The cassette whirred and clicked, running on a few seconds of dead tape at the end of the recording. I gestured with the fag end for Scratch to let me get up, stubbing it out in an ash tray that somebody had nicked from a pub and hobbling over to the tape player. I was more burdened by pins and needles than the tattoo-in-progress, which I couldn’t even feel when it wasn’t being actually carved into my skin. At first I was going to just flip the tape to Side Two but I changed my mind and popped it out to replace it with something else. I said that Scratch didn’t have much interest in music and he didn’t really, not compared to the rest of us, but I knew he preferred some over others. So I put on Germfree Adolescents by the X-Ray Spex since I knew he shared my warm feelings for Poly Styrene.

Of course one of the biggest constant daily arguments around the house was what music we wanted on. Some music was banned outright. Popular music like David Essex or what have you, no chance. You’d get laughed out of the place. Ska was a divisive subject. Even some punk records were dismissed as being by so-called posers. Several S.A.S frequenters objected to X-Ray Spex fiercely on the grounds that they sounded too much like Londoners, and London itself often seemed to be seen as an enemy of the whole movement, a gestalt representation of Thatcherism and monarchy. London was shit, the South was shit, anywhere outside Manchester was shit. Then again some hated a massive chunk of the Manc scene for being poncey and intellectual and way too bourgeois when punk should be a movement of the people.

And even back then there were those who said punk was dead, that everything coming out now was trite and unoriginal and the best days were behind us. They reckoned it was all too mainstream now and the real heart had gone out of it. Some said that anybody who got a record deal and definitely anybody who got played on the radio wasn’t really punk- they were too manufactured and not real enough to have the true spirit. Sometimes it seemed what it all came down to was people trying to give their own subjective opinions weight by attaching them to some argument about what was authentic and what represented the spirit of punk most accurately.

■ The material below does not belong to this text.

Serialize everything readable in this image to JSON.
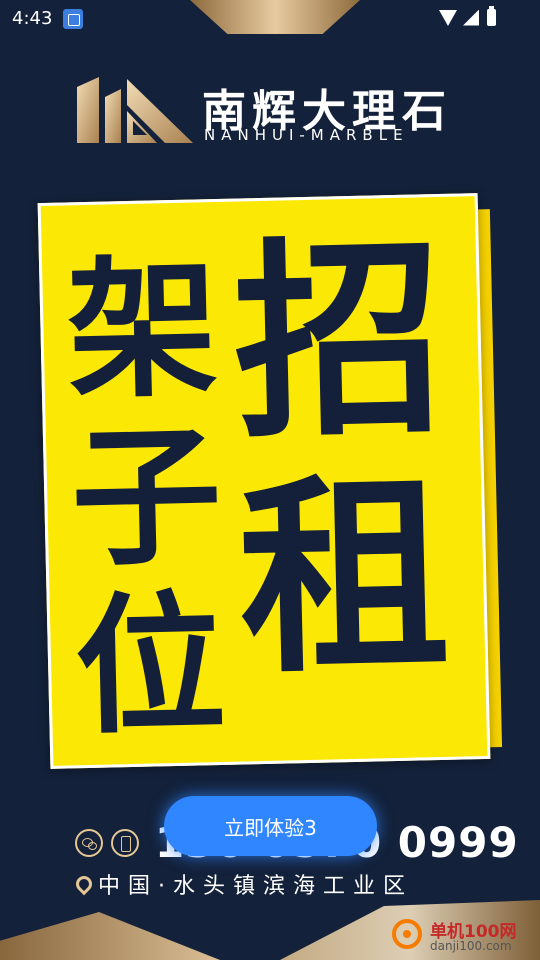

Basically a lot of them just wanted something to argue about. Though there was the nasty side of it all too. I met plenty of cunts who hated any band with women in it, or who loudly went on about how punk should be English, and by English they meant white. I always got a bit suspicious when somebody’s opening argument was how 2 Tone had ruined punk music.

When I got back to the bathroom Scratch was washing some of the ink off his hands. It might be horrifying nowadays from a hygiene perspective that we didn’t have gloves or owt like that, though I guess that was the least of the risks what with the homemade tattoo gun and all the rest of it, and I don’t know where he got the ink but I doubt that was the proper stuff either. But he made do. I got back into position and he got back to work. The buzz of the tattoo machine had gone from threatening to be almost soothing. I found I’d almost missed the sharp penetration of the needle as it stabbed its way into me once again.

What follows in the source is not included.